The point is that in the Corbyn world-view any enemy of the West is worthy of support. Any ally is opposed. So he was happy to invite Raed Salah, a 9/11 conspiracy theorist with a conviction for spreading the blood libel (that Jews drink the blood of gentile children), to take tea with him at the Commons.
Bizarre and dangerous as these alliances may be, they are wrapped up in the language of concern — for the poor, for the rule of law and for the powerless.
Given that Pollard belongs to an ethnicity who are never slow to appropriate “the language of concern” so ruthlessly when their own interests are involved, that is a particularly breathtaking remark. The gall of the man takes one’s breath away.
So why should White advocates welcome the election of a Marxist immigrant-loving left-wing extremist who would obviously abolish all borders and flood the country with every refugee who wants to come here?
Well, not for anything that he himself stands for, himself of course, but more for the destabilising hammer blow his election represents to the current system. His election is a huge defeat for the state mechanism of containment with which popular opinion is suppressed across the West.
For months his candidacy has undergone saturation shame-bombing from the controlled media.
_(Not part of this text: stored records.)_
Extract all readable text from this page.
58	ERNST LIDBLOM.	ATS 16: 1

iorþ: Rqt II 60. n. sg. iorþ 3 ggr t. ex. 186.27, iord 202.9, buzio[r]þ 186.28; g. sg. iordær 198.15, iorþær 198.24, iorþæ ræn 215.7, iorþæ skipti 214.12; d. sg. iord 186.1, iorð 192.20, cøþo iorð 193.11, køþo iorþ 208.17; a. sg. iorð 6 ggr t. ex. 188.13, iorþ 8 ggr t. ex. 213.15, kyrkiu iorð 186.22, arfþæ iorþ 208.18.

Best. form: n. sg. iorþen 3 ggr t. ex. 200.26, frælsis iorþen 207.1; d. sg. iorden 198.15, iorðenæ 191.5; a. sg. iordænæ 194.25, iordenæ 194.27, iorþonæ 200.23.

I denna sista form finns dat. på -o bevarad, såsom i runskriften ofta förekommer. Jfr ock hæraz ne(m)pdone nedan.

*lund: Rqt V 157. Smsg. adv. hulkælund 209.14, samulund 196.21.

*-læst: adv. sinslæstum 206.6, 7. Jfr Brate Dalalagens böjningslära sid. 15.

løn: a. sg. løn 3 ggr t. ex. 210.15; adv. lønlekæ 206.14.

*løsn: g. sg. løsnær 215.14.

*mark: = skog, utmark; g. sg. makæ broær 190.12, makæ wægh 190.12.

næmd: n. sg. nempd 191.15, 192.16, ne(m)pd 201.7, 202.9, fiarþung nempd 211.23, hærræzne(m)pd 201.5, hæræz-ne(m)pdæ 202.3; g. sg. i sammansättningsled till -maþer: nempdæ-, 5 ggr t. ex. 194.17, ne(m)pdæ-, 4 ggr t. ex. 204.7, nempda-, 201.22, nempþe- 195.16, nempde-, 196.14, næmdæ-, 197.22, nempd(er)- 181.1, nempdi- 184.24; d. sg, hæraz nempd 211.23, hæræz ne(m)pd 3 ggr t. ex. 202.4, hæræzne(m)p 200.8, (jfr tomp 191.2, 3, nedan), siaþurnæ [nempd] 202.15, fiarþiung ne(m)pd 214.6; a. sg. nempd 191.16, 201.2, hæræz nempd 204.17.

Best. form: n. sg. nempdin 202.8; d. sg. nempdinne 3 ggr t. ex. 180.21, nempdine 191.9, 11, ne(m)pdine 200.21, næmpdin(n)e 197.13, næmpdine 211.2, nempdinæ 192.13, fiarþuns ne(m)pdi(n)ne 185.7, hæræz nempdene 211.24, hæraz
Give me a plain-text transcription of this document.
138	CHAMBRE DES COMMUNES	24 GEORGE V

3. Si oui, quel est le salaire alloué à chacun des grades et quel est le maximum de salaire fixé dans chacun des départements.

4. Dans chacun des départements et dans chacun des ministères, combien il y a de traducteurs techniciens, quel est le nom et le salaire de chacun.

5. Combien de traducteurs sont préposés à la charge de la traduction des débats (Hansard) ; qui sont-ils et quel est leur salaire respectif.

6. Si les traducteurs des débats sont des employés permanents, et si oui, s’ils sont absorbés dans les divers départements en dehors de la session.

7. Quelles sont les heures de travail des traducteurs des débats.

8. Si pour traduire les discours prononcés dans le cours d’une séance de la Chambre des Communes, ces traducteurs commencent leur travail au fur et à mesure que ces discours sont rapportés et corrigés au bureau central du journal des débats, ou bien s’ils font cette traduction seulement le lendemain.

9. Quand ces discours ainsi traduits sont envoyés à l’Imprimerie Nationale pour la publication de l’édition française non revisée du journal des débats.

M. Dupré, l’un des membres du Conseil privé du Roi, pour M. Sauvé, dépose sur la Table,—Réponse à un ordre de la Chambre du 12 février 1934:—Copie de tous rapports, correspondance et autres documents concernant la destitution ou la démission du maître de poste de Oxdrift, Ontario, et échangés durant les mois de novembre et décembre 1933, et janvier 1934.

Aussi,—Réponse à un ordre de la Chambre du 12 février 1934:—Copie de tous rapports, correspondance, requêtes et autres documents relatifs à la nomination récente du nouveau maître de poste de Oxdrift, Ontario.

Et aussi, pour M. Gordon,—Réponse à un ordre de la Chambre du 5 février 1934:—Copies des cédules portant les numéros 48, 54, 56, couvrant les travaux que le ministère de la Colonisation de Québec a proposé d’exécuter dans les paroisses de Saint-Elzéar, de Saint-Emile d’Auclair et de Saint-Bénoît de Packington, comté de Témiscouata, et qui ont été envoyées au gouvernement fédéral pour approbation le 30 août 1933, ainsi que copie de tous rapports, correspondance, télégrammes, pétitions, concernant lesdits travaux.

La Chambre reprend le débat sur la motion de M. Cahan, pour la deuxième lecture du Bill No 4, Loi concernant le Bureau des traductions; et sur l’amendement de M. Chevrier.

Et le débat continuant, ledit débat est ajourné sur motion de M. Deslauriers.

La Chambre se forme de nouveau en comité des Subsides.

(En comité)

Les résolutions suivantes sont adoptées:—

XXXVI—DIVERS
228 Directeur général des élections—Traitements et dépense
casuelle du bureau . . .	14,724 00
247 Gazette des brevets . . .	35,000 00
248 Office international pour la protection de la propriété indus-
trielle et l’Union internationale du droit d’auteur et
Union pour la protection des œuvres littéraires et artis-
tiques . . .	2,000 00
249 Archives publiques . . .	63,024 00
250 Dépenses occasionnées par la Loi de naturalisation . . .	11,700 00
Jewish commentators and Israeli issues have been central drivers in this. For once the smear machine has been beaten back. It has now been proven possible to survive allegations of anti-Semitism even in the face of a total media onslaught.
Like the support for Donald Trump, it shows that the media control on opinion is not 100% and that people can rebel against it and can succeed if they are provoked hard enough.
The good news is that British politics is becoming increasingly ethnically driven. There is no doubt that Corbyn’s support for the Palestinian cause won him the rapidly growing Muslim membership of the Labour Party. With the Labour Party having been wiped out in their Scottish heartland they are well on the way to becoming totally identified with the public sector unions. And Muslims.
It is ironic that the Blairite pro-business side of the party which has worked so hard for immigration should be effectively undone by the people they have championed.
Corbyn’s appointment is also a disaster for the ruling Conservative Party. One of the first cries that went up when Corbyn was elected was “If Labour can have a real socialist leader, can we have a real Conservative?”
Good question. The Conservative Party adopted Tony Blair’s New Labour pro-business and social agenda so wholeheartedly that it completely removed the need for a Labour Party. In fact Cameron described himself at one point as the “heir to Blair”.
Now there is no need for the fragile coalition that kept the Tories together. There is a chance of a civil war in the Conservative Party and there is no doubt what the spark would be. With a referendum on membership in the EU looming, right-wing Tories are becoming extremely agitated. Much of UKIP’s senior membership left the Conservatives on the issue of European Union membership and immigration. Cameron came to power on the promise that he would reduce immigration to “tens of thousands” a year. Instead, this year it reached record levels of 330,000 per year — higher than any year under Labour.
For the Jews, however, it is all about Israel. One of the shrewdest articles about the implications of Corbyn has come from Haaretz which said that his election creates an opportunity for the anti-Israel BDS (Boycott, Divestment and Sanctions) campaign to go mainstream. This seems more than likely. In an interview last month Corbyn appeared to back the boycotting of British universities carrying out Israeli arms research.
According to the Blairite corporate lobbyist Dan Hodges, Corbyn’s election means the death of Labour. It’s all good.